Tout cela n'est qu'une faible partie
des impressions qui nécessairement remplissaient d'angoisses, de
repentir de consolation et de compassion, jusqu'au point de le
briser, un pauvre cœur tout souillé de péchés, quand la
contemplation, comme pour implorer du secours, se détournait des
souffrances du Sauveur, cruellement traîné par ses bourreaux, et
s'élevait au-dessus de Jérusalem à cette heure de minuit, la plus
solennelle des siècles, où la justice infinie et l'infinie
miséricorde de Dieu, se rencontrant, s'embrassant et se pénétrant,
commencèrent la plus sainte œuvre de la charité envers Dieu et les
hommes, pour châtier sur l'Homme-Dieu et expier par l'Homme-Dieu les
péchés de l'humanité.
Tel était l'état des choses lorsque
notre cher Sauveur fut conduit devant Anne.
È
Vers
minuit, Jésus fut introduit dans le palais d'Anne, et on le
conduisit à travers une cour éclairée, dans une salle qui avait les
dimensions d'une petite église. Vis-à-vis l'entrée, siégeait Anne,
entouré de vingt-huit conseillers, sur une terrasse élevée
au-dessous de laquelle était un passage où l'on entrait par un des
côtés. Sur le devant un escalier, interrompu par des bancs de
distance en distance, conduisait à ce siège d'Anne ; lui-même y
arrivait par une entrée communiquant avec l'intérieur du bâtiment.

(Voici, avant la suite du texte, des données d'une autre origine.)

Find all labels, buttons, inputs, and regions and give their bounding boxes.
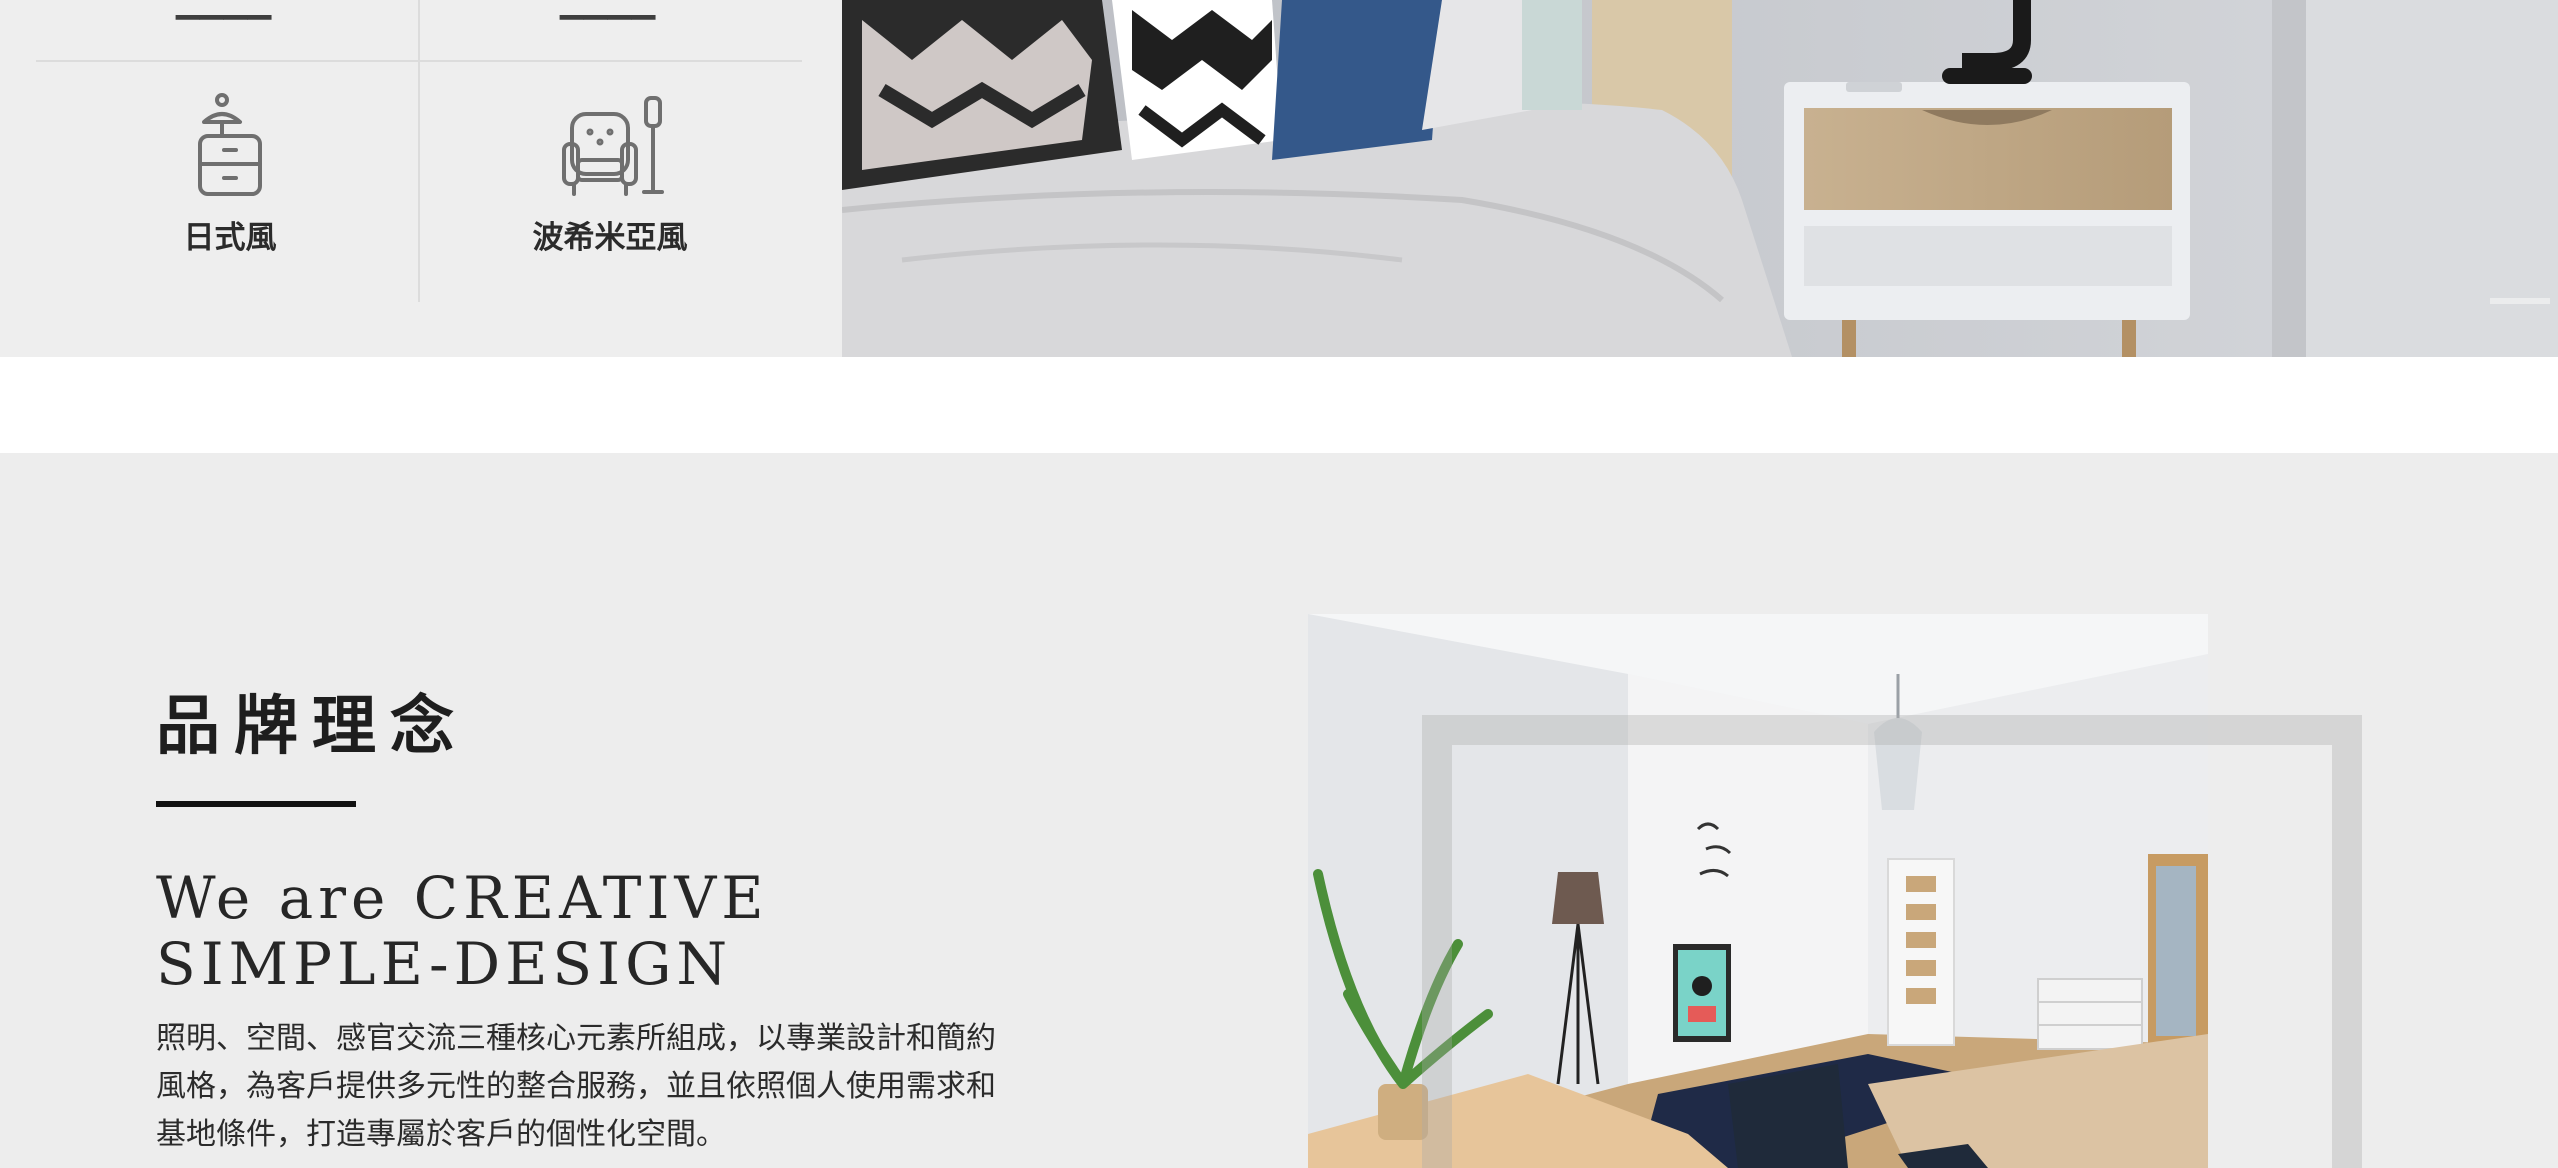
brand-description-line-3: 基地條件，打造專屬於客戶的個性化空間。	[156, 1117, 726, 1152]
title-underline	[156, 801, 356, 807]
brand-description-line-2: 風格，為客戶提供多元性的整合服務，並且依照個人使用需求和	[156, 1069, 996, 1104]
cut-off-label-left: ▁▁▁▁	[176, 0, 272, 20]
brand-subtitle: We are CREATIVE SIMPLE-DESIGN	[156, 865, 769, 997]
armchair-floor-lamp-icon	[562, 96, 664, 196]
brand-title: 品牌理念	[156, 690, 468, 764]
slider-dot-1[interactable]	[2490, 298, 2550, 304]
brand-description: 照明、空間、感官交流三種核心元素所組成，以專業設計和簡約 風格，為客戶提供多元性…	[156, 1015, 1076, 1159]
bedroom-illustration	[842, 0, 2558, 357]
grid-divider-vertical	[418, 0, 420, 302]
style-label-japanese: 日式風	[183, 220, 277, 256]
bedroom-photo	[842, 0, 2558, 357]
living-room-photo: ​	[1308, 614, 2208, 1168]
brand-subtitle-line-2: SIMPLE-DESIGN	[156, 930, 733, 998]
slider-dots	[2490, 298, 2558, 304]
brand-subtitle-line-1: We are CREATIVE	[156, 864, 769, 932]
style-label-bohemian: 波希米亞風	[532, 220, 688, 256]
cut-off-label-right: ▁▁▁▁	[560, 0, 656, 20]
styles-section: ▁▁▁▁ ▁▁▁▁ 日式風 波希米亞風	[0, 0, 2558, 357]
brand-philosophy-section: 品牌理念 We are CREATIVE SIMPLE-DESIGN 照明、空間…	[0, 453, 2558, 1168]
style-category-grid: ▁▁▁▁ ▁▁▁▁ 日式風 波希米亞風	[0, 0, 842, 357]
room-illustration: ​	[1308, 614, 2208, 1168]
brand-description-line-1: 照明、空間、感官交流三種核心元素所組成，以專業設計和簡約	[156, 1021, 996, 1056]
dresser-lamp-icon	[198, 93, 262, 196]
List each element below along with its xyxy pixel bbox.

Jésus, encore entouré d'une partie des soldats qui l'avaient arrêté,
fut traîné par les archers sur les premières marches de l'extrade.

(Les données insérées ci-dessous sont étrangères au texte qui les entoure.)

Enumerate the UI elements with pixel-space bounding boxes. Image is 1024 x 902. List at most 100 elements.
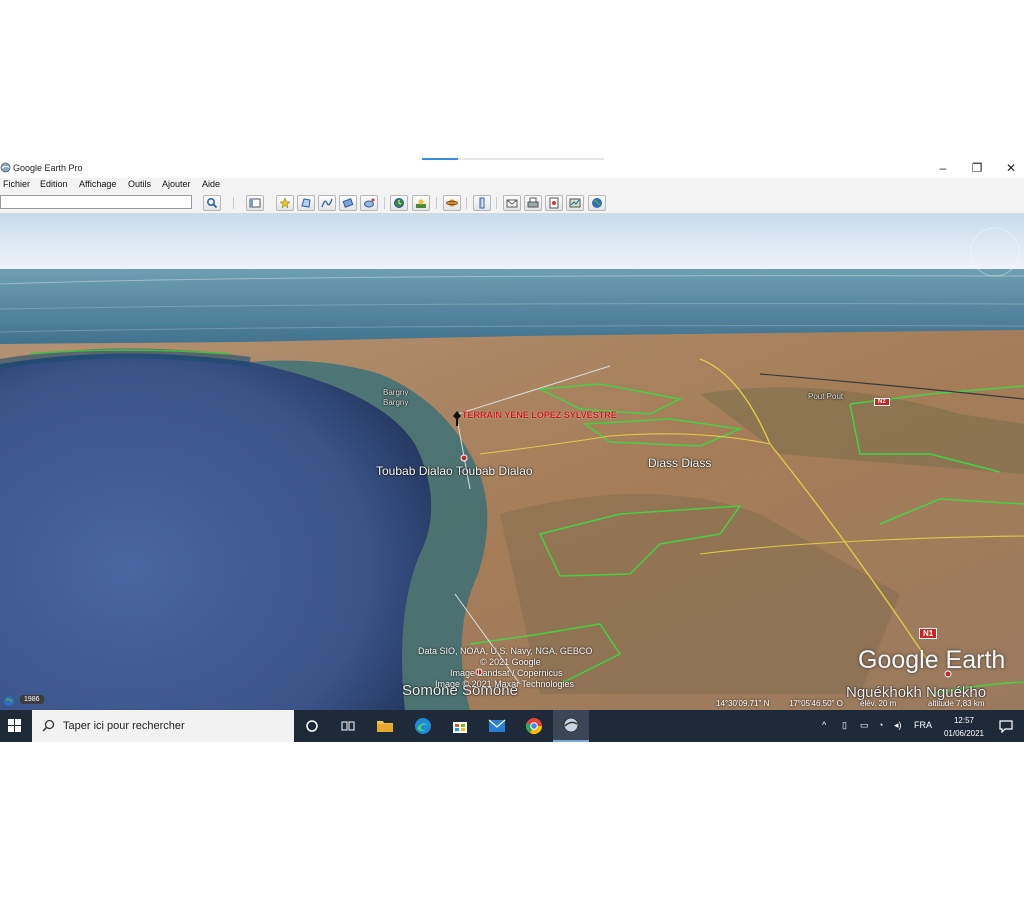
menu-bar: Fichier Edition Affichage Outils Ajouter…: [0, 178, 1024, 193]
loading-progress-bar: [422, 158, 604, 160]
tray-volume-icon[interactable]: ◂): [894, 720, 902, 731]
terrain-render: [0, 214, 1024, 710]
ruler-icon: [479, 197, 485, 209]
status-latitude: 14°30'09.71" N: [716, 699, 770, 708]
google-earth-window: Google Earth Pro – ❐ ✕ Fichier Edition A…: [0, 158, 1024, 742]
data-credit-line3: Image Landsat / Copernicus: [450, 668, 563, 678]
save-image-icon: [549, 197, 559, 209]
system-clock[interactable]: 12:57 01/06/2021: [932, 714, 996, 740]
google-earth-app-icon: [0, 162, 11, 173]
menu-outils[interactable]: Outils: [128, 179, 151, 189]
status-elevation: élév. 20 m: [860, 699, 897, 708]
ruler-button[interactable]: [473, 195, 491, 211]
store-button[interactable]: [442, 710, 478, 742]
menu-fichier[interactable]: Fichier: [3, 179, 30, 189]
close-button[interactable]: ✕: [996, 159, 1024, 177]
sidebar-toggle-button[interactable]: [246, 195, 264, 211]
planets-button[interactable]: [443, 195, 461, 211]
toolbar-separator: [436, 197, 437, 209]
sidebar-toggle-icon: [249, 198, 261, 208]
task-view-button[interactable]: [330, 710, 366, 742]
place-label-bargny-2: Bargny: [383, 398, 409, 407]
sunlight-icon: [416, 199, 426, 208]
menu-ajouter[interactable]: Ajouter: [162, 179, 191, 189]
search-icon: [207, 198, 218, 209]
save-image-button[interactable]: [545, 195, 563, 211]
earth-icon: [592, 198, 602, 208]
edge-button[interactable]: [405, 710, 441, 742]
road-shield-n1: N1: [919, 628, 938, 639]
tray-devices-icon[interactable]: ▯: [842, 720, 847, 731]
start-button[interactable]: [0, 710, 30, 742]
print-button[interactable]: [524, 195, 542, 211]
file-explorer-button[interactable]: [367, 710, 403, 742]
loading-progress-fill: [422, 158, 459, 160]
restore-button[interactable]: ❐: [962, 159, 992, 177]
tray-overflow-chevron-icon[interactable]: ^: [822, 720, 826, 730]
sunlight-button[interactable]: [412, 195, 430, 211]
google-earth-watermark: Google Earth: [858, 646, 1006, 674]
menu-aide[interactable]: Aide: [202, 179, 220, 189]
imagery-year-badge[interactable]: 1986: [20, 695, 44, 704]
tray-battery-icon[interactable]: ▭: [860, 720, 869, 731]
file-explorer-icon: [377, 721, 393, 732]
google-earth-icon: [563, 717, 579, 733]
email-icon: [506, 199, 518, 208]
notification-center-icon[interactable]: [999, 720, 1013, 733]
chrome-button[interactable]: [516, 710, 552, 742]
add-polygon-button[interactable]: [297, 195, 315, 211]
menu-affichage[interactable]: Affichage: [79, 179, 116, 189]
windows-logo-icon: [8, 719, 21, 732]
search-icon: [42, 719, 55, 732]
taskbar-search-placeholder: Taper ici pour rechercher: [63, 720, 185, 732]
overlay-icon: [342, 198, 354, 208]
record-tour-button[interactable]: [360, 195, 378, 211]
language-indicator[interactable]: FRA: [914, 720, 932, 730]
toolbar-separator: [233, 197, 234, 209]
add-placemark-button[interactable]: [276, 195, 294, 211]
windows-taskbar: Taper ici pour rechercher ^ ▯ ▭ ◔ ◂) FRA…: [0, 710, 1024, 742]
window-title: Google Earth Pro: [13, 163, 83, 173]
chrome-icon: [525, 718, 543, 735]
mail-icon: [488, 719, 506, 732]
mail-button[interactable]: [479, 710, 515, 742]
place-label-bargny: Bargny: [383, 388, 409, 397]
data-credit-line2: © 2021 Google: [480, 657, 541, 667]
status-longitude: 17°05'46.50" O: [789, 699, 843, 708]
search-input[interactable]: [0, 195, 192, 209]
view-in-maps-button[interactable]: [566, 195, 584, 211]
place-label-pout: Pout Pout: [808, 392, 844, 401]
data-credit-line4: Image © 2021 Maxar Technologies: [435, 679, 575, 689]
data-credit-line1: Data SIO, NOAA, U.S. Navy, NGA, GEBCO: [418, 646, 593, 656]
path-icon: [321, 198, 333, 208]
polygon-icon: [301, 198, 311, 208]
road-shield-n2: N2: [874, 398, 890, 406]
status-altitude: altitude 7,83 km: [928, 699, 985, 708]
clock-time: 12:57: [953, 716, 975, 725]
google-earth-taskbar-button[interactable]: [553, 710, 589, 742]
add-overlay-button[interactable]: [339, 195, 357, 211]
title-bar: Google Earth Pro – ❐ ✕: [0, 158, 1024, 178]
cortana-button[interactable]: [294, 710, 330, 742]
tray-network-icon[interactable]: ◔: [878, 720, 883, 730]
email-button[interactable]: [503, 195, 521, 211]
menu-edition[interactable]: Edition: [40, 179, 68, 189]
planets-icon: [446, 199, 458, 207]
record-tour-icon: [364, 198, 375, 208]
placemark-label[interactable]: TERRAIN YENE LOPEZ SYLVESTRE: [462, 410, 617, 420]
historical-imagery-button[interactable]: [390, 195, 408, 211]
view-in-maps-icon: [569, 198, 581, 208]
add-path-button[interactable]: [318, 195, 336, 211]
earth-3d-view[interactable]: TERRAIN YENE LOPEZ SYLVESTRE Bargny Barg…: [0, 214, 1024, 710]
taskbar-search-box[interactable]: Taper ici pour rechercher: [32, 710, 294, 742]
edge-icon: [415, 718, 431, 734]
earth-view-button[interactable]: [588, 195, 606, 211]
store-icon: [453, 722, 467, 733]
minimize-button[interactable]: –: [928, 159, 958, 177]
historical-imagery-icon: [394, 198, 404, 208]
place-label-toubab-dialao: Toubab Dialao Toubab Dialao: [376, 464, 533, 478]
place-label-diass: Diass Diass: [648, 456, 712, 470]
toolbar-separator: [384, 197, 385, 209]
toolbar-separator: [496, 197, 497, 209]
search-button[interactable]: [203, 195, 221, 211]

Le reste de la salle était rempli de soldats, de gens de la
populace, de juifs qui insultaient Jésus, de domestiques d'Anne, et
d'une partie des faux témoins qu'Anne avait rassemblés et qui se
rendirent plus tard chez Caïphe. Anne attendait impatiemment
l'arrivée du Sauveur. Il était plein de haine et de ruse, et une
joie cruelle l'animait. Il était à la tête d'un certain tribunal
chargé de veiller à la pureté de la doctrine et d'accuser devant les
Princes des prêtres ceux qui y portaient atteinte, et il siégeait
ici avec les membres du tribunal. Jésus était debout devant Anne,
pâle, défait, silencieux et la tête baissée. Son vêtement était
humide et couvert de bons. Les archers tenaient toujours le bout des
cordes qui serraient ses mains. Anne, vieillard maigre et sec, à la
barbe peu fournie, plein d'insolence et d'orgueil, s'assit avec un
sourire ironique, feignant de ne rien savoir et de s'étonner
grandement que Jésus fût le prisonnier qu'on lui avait annoncé.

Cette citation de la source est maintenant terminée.